Today I found a shirt I liked the look of (but not for $110) on an obscure website, and then I realized it didn't matter because it was out of stock ... and so were the shirts on either side of it.

In fact almost everything they have listed in the store is out of stock.

I think the only thing they actually had in stock was this one, and even though it's not plaid I still don't want it.

But all of this is somewhat aside from the point.  The question I keep coming back to is, "Why are the shopping algorithms so terrible?" ... and the answer is "Because they're designed to be terrible."

Let's say you run a shopping website with eleventy-billion visitors each day, and you program a special search thingy to help them find exactly what they want every single time.  Everybody wins, right?

Well, no.  Your marketing people come to you and show you the numbers about how some products have a higher profit margin than others.  A lot higher.  Worse, they also show the same numbers to the board of directors or the investors or whoever.

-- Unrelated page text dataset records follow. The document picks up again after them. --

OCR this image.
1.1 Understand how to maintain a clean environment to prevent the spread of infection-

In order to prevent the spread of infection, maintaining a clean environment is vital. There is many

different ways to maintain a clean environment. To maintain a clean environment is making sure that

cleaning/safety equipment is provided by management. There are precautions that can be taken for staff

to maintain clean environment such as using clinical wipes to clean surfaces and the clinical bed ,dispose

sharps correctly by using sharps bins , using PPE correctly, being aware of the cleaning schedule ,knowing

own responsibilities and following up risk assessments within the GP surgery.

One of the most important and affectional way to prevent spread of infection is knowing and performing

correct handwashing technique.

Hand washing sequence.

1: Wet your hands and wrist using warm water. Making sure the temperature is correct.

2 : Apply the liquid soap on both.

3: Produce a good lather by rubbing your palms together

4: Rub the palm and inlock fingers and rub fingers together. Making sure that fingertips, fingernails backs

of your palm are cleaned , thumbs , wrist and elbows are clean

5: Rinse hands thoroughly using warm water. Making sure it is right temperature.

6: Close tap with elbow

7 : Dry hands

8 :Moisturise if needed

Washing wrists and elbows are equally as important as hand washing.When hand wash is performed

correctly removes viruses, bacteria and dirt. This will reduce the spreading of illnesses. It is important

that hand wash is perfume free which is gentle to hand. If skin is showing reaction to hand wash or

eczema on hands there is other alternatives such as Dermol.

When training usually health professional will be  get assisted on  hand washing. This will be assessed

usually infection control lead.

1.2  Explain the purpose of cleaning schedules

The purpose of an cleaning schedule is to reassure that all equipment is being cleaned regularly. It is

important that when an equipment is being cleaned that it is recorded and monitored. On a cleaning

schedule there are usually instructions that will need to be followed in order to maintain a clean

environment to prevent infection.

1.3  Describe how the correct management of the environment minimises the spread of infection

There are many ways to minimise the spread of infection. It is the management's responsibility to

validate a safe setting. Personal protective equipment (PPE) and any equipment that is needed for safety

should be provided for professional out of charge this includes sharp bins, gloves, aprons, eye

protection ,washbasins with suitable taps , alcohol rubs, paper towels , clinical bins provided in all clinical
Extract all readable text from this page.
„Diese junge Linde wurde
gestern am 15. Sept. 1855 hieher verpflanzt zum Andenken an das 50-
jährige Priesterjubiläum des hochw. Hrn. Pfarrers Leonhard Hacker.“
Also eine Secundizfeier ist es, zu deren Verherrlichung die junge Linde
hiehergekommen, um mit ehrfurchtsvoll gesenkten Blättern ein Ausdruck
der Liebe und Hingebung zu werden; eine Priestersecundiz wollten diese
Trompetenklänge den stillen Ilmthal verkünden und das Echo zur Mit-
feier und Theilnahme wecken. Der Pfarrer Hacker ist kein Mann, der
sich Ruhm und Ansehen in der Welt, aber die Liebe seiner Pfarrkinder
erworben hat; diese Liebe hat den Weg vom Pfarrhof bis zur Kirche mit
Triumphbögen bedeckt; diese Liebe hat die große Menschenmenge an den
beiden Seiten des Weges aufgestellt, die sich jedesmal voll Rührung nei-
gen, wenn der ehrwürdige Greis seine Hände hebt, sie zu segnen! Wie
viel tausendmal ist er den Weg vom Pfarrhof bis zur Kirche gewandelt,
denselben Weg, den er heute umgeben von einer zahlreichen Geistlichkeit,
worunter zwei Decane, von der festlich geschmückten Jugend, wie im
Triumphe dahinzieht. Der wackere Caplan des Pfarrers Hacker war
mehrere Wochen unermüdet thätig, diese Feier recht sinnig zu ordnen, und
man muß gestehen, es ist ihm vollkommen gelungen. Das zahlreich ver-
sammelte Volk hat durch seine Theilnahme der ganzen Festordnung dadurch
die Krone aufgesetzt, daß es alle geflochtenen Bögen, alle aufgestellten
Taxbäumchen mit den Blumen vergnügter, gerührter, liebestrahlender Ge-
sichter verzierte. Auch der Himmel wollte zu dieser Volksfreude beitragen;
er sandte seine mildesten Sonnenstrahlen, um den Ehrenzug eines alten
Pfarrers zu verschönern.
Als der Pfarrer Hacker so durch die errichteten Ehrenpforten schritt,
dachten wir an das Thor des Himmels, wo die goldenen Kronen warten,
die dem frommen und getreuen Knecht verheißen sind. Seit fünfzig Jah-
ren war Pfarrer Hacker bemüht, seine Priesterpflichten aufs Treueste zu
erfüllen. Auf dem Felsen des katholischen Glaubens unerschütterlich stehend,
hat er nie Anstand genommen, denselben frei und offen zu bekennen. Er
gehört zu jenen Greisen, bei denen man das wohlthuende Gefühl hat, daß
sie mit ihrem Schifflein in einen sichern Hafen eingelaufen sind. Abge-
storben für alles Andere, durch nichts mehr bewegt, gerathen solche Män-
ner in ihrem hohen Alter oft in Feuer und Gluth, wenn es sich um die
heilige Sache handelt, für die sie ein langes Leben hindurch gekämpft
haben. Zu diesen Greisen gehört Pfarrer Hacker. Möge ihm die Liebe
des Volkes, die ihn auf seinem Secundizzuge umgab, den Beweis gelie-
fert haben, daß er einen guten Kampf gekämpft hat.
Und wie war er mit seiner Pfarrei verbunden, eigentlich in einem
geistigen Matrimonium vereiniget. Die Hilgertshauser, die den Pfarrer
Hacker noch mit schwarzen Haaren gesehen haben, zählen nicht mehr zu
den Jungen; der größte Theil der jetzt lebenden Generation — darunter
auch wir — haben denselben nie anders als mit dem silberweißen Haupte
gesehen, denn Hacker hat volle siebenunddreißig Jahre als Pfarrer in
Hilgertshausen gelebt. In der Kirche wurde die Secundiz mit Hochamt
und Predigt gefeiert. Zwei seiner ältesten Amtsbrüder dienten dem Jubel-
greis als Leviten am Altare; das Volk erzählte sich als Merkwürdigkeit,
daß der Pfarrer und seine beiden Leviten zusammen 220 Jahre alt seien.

Now you could keep things the way they are, but the company would (theoretically) earn higher profits if they showed the shoppers the higher-margin items first, and not let them exclude anything they know they don't want.  That increases the odds that anyone who doesn't have gobs of time to waste scrolling through  thousands of ugly plaid shirts will give up and buy a more profitable one that's not quite as ugly as the rest before they get to what they really wanted.

... and if you don't change things to make the extra profit you'll have to explain that decision to the board and investors.  Good luck.

This is the digital equivalent of how grocery stores put the higher-margin items on the endcaps, and the lower-margin stuff on the top and bottom shelves in the middle of the aisles.

Paid advertising and recommendations on the site make the problem even worse, and this effect also shows up in the selections offered for every streaming video service.

I'm not sure what, if anything, can be done about it all though.